Bart: Bart: Oh, yeah.

Matt: Well, and etiquette. Like, I always find it fascinating when you're playing around of golf, that there's, like, certain rules you have to follow. And in business, even though they might seem silly, there are some etiquette things you need to follow, just because they're norms, and you need to be able to fit in with norms.

Bart: Yes, absolutely. It is a good tester. It's a four-hour tester, but you have enough time to do it.

Eric:  You better be pretty sure you'll enjoy that person before you take them on the golf interview.

Bart: Yeah, we probably do less interviewing on the golf course. But I do more client selection on the golf course, where I'll invite a client out, take them golfing, and same thing. You get to see, do the operate with integrity? Do they care about what's going on around them in the foursome? Do they have some etiquette and some social graces to them? And if the answer is no on two or three of those things, then it might mean they might not be a great client for you to work with.

Matt: Yeah. Have you done the Bandon Dunes thing?

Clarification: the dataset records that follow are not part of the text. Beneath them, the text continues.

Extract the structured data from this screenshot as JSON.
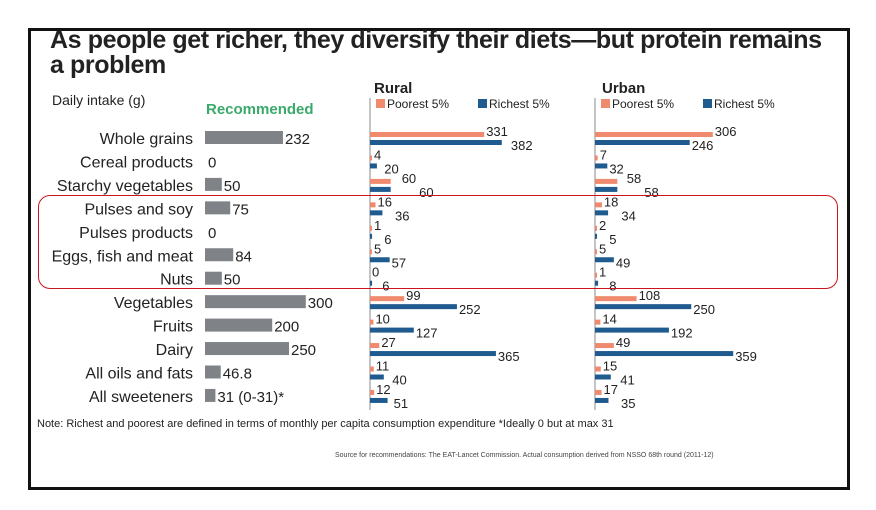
{
  "chart_data": {
    "type": "bar",
    "title": "As people get richer, they diversify their diets—but protein remains a problem",
    "ylabel": "Daily intake (g)",
    "categories": [
      "Whole grains",
      "Cereal products",
      "Starchy vegetables",
      "Pulses and soy",
      "Pulses products",
      "Eggs, fish and meat",
      "Nuts",
      "Vegetables",
      "Fruits",
      "Dairy",
      "All oils and fats",
      "All sweeteners"
    ],
    "recommended": {
      "name": "Recommended",
      "values": [
        232,
        0,
        50,
        75,
        0,
        84,
        50,
        300,
        200,
        250,
        46.8,
        31
      ],
      "labels": [
        "232",
        "0",
        "50",
        "75",
        "0",
        "84",
        "50",
        "300",
        "200",
        "250",
        "46.8",
        "31 (0-31)*"
      ]
    },
    "panels": [
      {
        "name": "Rural",
        "series": [
          {
            "name": "Poorest 5%",
            "values": [
              331,
              4,
              60,
              16,
              1,
              5,
              0,
              99,
              10,
              27,
              11,
              12
            ]
          },
          {
            "name": "Richest 5%",
            "values": [
              382,
              20,
              60,
              36,
              6,
              57,
              6,
              252,
              127,
              365,
              40,
              51
            ]
          }
        ]
      },
      {
        "name": "Urban",
        "series": [
          {
            "name": "Poorest 5%",
            "values": [
              306,
              7,
              58,
              18,
              2,
              5,
              1,
              108,
              14,
              49,
              15,
              17
            ]
          },
          {
            "name": "Richest 5%",
            "values": [
              246,
              32,
              58,
              34,
              5,
              49,
              8,
              250,
              192,
              359,
              41,
              35
            ]
          }
        ]
      }
    ],
    "colors": {
      "recommended": "#7f8388",
      "poorest": "#f08a6e",
      "richest": "#1f5b8f",
      "recommended_label": "#3aaa6a",
      "highlight": "#c8161d"
    },
    "note": "Note: Richest and poorest are defined in terms of monthly per capita consumption expenditure *Ideally 0 but at max 31",
    "source": "Source for recommendations: The EAT-Lancet Commission. Actual consumption derived from NSSO 68th round (2011-12)"
  }
}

Bart: Oh, yeah. So, Bandon is one of those places where if I don't get down there at least once a year, I start getting a little twitchy. It's a fantastic place. If you're a golfer, if you like pure golf at its, like, most basic routes of walking the course, no golf carts out there, you walk the course. You can take caddies with you. It's just natural beauty and true link style golf. There's nothing like it. Well, there's places like it in Ireland and Scotland, but...

Matt: Yeah, right.

Bart:'ve got four supreme, now they're gonna open a fifth, five supremely cool link style courses all in one spot, with really good hospitality and lodging, on one of the most beautiful parts of our Pacific coast. It's a special place.

Eric: Yeah, it's on the bucket list, for sure, for me, so.

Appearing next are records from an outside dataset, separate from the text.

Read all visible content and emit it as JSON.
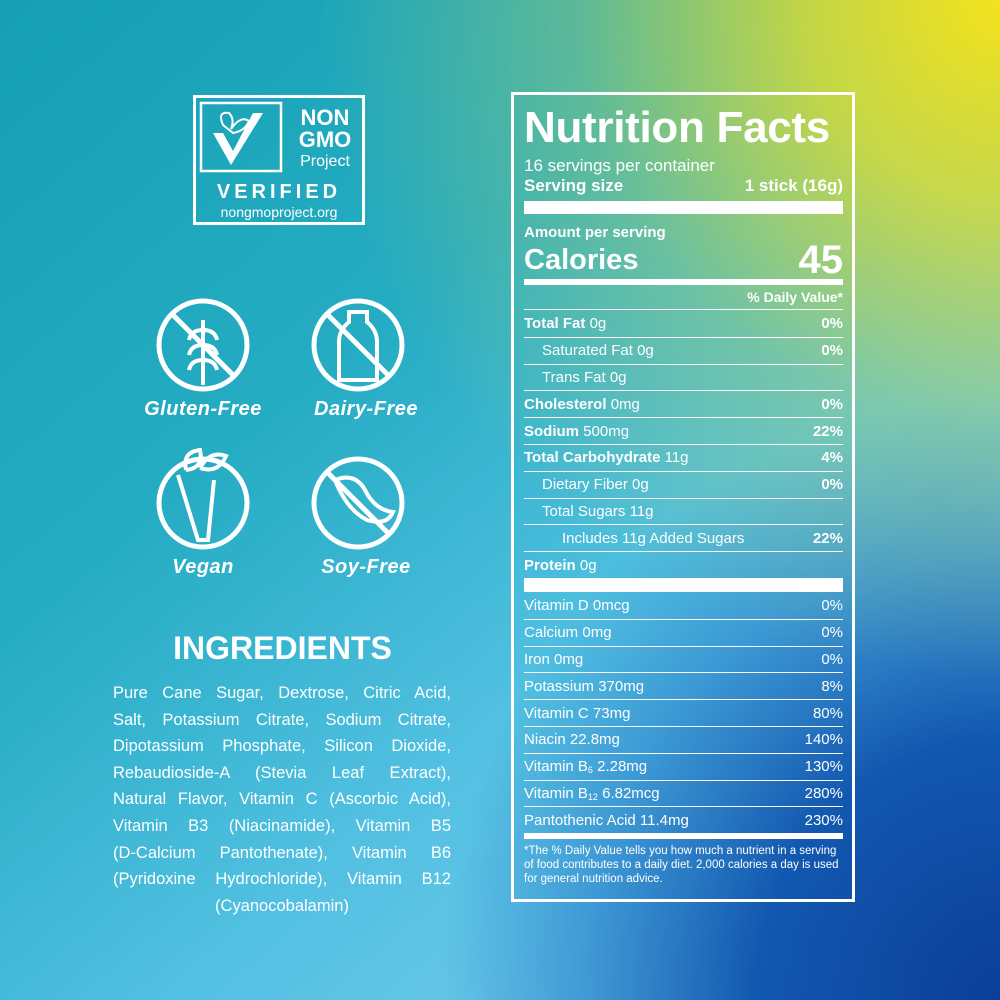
{
  "badge": {
    "non": "NON",
    "gmo": "GMO",
    "project": "Project",
    "verified": "VERIFIED",
    "url": "nongmoproject.org"
  },
  "claims": [
    "Gluten-Free",
    "Dairy-Free",
    "Vegan",
    "Soy-Free"
  ],
  "ingredients": {
    "title": "INGREDIENTS",
    "lines": [
      "Pure Cane Sugar, Dextrose, Citric Acid,",
      "Salt, Potassium Citrate, Sodium Citrate,",
      "Dipotassium Phosphate, Silicon Dioxide,",
      "Rebaudioside-A (Stevia Leaf Extract),",
      "Natural Flavor, Vitamin C (Ascorbic Acid),",
      "Vitamin B3 (Niacinamide), Vitamin B5",
      "(D-Calcium Pantothenate), Vitamin B6",
      "(Pyridoxine Hydrochloride), Vitamin B12",
      "(Cyanocobalamin)"
    ]
  },
  "nutrition": {
    "title": "Nutrition Facts",
    "servings": "16 servings per container",
    "serving_size_label": "Serving size",
    "serving_size_value": "1 stick (16g)",
    "amount_per_serving": "Amount per serving",
    "calories_label": "Calories",
    "calories_value": "45",
    "dv_header": "% Daily Value*",
    "rows": [
      {
        "name": "Total Fat",
        "amount": "0g",
        "dv": "0%"
      },
      {
        "name": "Saturated Fat",
        "amount": "0g",
        "dv": "0%"
      },
      {
        "name": "Trans Fat",
        "amount": "0g"
      },
      {
        "name": "Cholesterol",
        "amount": "0mg",
        "dv": "0%"
      },
      {
        "name": "Sodium",
        "amount": "500mg",
        "dv": "22%"
      },
      {
        "name": "Total Carbohydrate",
        "amount": "11g",
        "dv": "4%"
      },
      {
        "name": "Dietary Fiber",
        "amount": "0g",
        "dv": "0%"
      },
      {
        "name": "Total Sugars",
        "amount": "11g"
      },
      {
        "name": "Includes 11g Added Sugars",
        "dv": "22%"
      },
      {
        "name": "Protein",
        "amount": "0g"
      }
    ],
    "vitamins": [
      {
        "name": "Vitamin D",
        "amount": "0mcg",
        "dv": "0%"
      },
      {
        "name": "Calcium",
        "amount": "0mg",
        "dv": "0%"
      },
      {
        "name": "Iron",
        "amount": "0mg",
        "dv": "0%"
      },
      {
        "name": "Potassium",
        "amount": "370mg",
        "dv": "8%"
      },
      {
        "name": "Vitamin C",
        "amount": "73mg",
        "dv": "80%"
      },
      {
        "name": "Niacin",
        "amount": "22.8mg",
        "dv": "140%"
      },
      {
        "name": "Vitamin B",
        "sub": "6",
        "amount": "2.28mg",
        "dv": "130%"
      },
      {
        "name": "Vitamin B",
        "sub": "12",
        "amount": "6.82mcg",
        "dv": "280%"
      },
      {
        "name": "Pantothenic Acid",
        "amount": "11.4mg",
        "dv": "230%"
      }
    ],
    "footnote": "*The % Daily Value tells you how much a nutrient in a serving of food contributes to a daily diet. 2,000 calories a day is used for general nutrition advice."
  }
}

Bart:  You've got to keep it on there. And, yeah, there's usually two or three different groups that I rotate with that, go down to Bandon, and even my wife's gotten the bug. She's been down to Bandon four or five times. My daughter's played at Bandon when she was on her high school golf team.

Eric: Oh, cool.

Bart: We feel pretty fortunate that we have that so close to us right here in our own backyard.

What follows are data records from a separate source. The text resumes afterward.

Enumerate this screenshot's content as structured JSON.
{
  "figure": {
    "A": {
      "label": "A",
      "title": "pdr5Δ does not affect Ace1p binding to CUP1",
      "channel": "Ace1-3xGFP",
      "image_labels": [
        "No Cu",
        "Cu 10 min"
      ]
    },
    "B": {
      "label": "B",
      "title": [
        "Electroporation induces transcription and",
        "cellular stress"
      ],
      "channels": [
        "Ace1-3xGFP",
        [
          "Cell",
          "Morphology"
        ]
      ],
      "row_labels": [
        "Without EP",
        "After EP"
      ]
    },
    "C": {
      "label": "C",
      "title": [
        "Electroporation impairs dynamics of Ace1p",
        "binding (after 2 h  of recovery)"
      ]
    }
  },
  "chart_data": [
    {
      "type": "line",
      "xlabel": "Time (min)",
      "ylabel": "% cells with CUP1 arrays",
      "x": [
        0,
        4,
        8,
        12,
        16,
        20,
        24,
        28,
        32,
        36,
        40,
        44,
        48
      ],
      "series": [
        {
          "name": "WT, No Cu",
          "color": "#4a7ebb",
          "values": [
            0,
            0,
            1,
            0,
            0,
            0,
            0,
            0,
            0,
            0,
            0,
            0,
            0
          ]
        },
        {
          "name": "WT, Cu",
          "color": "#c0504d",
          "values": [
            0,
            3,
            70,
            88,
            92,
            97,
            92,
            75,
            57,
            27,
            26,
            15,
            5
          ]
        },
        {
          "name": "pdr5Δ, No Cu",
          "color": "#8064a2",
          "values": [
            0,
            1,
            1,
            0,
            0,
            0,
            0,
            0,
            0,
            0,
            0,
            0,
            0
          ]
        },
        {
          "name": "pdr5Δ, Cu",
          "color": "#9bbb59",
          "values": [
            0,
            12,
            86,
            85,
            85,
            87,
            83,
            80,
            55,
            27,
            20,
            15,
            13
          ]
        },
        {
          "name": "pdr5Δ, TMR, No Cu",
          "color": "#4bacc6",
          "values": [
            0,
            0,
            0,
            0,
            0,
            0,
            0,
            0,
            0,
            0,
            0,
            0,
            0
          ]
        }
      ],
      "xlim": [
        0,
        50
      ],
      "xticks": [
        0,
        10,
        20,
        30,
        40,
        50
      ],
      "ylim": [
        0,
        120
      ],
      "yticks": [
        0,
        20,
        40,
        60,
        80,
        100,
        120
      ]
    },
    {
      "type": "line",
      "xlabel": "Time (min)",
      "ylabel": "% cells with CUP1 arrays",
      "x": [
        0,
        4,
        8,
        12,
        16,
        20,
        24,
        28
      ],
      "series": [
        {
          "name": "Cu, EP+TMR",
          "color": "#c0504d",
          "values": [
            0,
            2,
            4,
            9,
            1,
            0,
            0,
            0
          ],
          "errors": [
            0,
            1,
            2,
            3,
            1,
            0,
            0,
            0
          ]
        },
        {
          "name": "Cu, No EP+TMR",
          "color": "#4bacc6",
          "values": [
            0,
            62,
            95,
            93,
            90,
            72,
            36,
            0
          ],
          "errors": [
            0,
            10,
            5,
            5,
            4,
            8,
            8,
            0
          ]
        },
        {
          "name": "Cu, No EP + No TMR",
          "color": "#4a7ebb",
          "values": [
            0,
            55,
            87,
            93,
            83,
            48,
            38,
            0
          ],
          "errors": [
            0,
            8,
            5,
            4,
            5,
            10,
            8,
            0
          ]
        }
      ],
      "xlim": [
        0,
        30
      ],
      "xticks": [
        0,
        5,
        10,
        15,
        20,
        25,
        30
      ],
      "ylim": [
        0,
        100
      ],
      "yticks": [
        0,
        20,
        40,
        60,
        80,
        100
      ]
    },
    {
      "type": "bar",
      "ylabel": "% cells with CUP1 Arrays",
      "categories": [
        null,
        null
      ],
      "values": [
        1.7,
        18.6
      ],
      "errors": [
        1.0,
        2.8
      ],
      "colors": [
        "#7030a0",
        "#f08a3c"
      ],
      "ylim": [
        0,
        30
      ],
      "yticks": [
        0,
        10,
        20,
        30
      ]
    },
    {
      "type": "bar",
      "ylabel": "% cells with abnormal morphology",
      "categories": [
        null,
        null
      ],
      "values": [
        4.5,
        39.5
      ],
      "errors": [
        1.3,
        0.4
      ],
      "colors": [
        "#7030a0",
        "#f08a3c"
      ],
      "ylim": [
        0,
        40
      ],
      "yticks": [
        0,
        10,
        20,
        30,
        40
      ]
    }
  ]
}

Matt: Yeah. Yeah, you guys have a lot of fun stuff there. You've got skiing. You've got good golf. You've got good outdoor stuff, yeah.

Bart: Yeah, and we've got a construction market that's not too shabby either, so.

Matt: There you go. There you go.

Bart: ...we do feel fortunate. It's like my father-in-law used to say, and I don't know if he heard this when he was in the military or where he got it from, but whenever you're feeling sorry for yourself, or he was complaining about something, he would stop and he would say, "But we've got enough to eat and nobody is shooting at us." You've just got to keep that in mind, you know.

Eric: Keep some good perspective.

Bart: Keep some perspective. You know, if you're in the military and you're out there in harm's way, and you've got enough to eat and nobody is shooting at you that day, that's a good day. So, I always try to keep that in my head. There's a lot to be thankful for and a lot to be positive for out here in the Northwest. But whenever you start feeling sorry for yourself, that's a good little saying to bring to you and to others. I always thank my father-in-law for that one.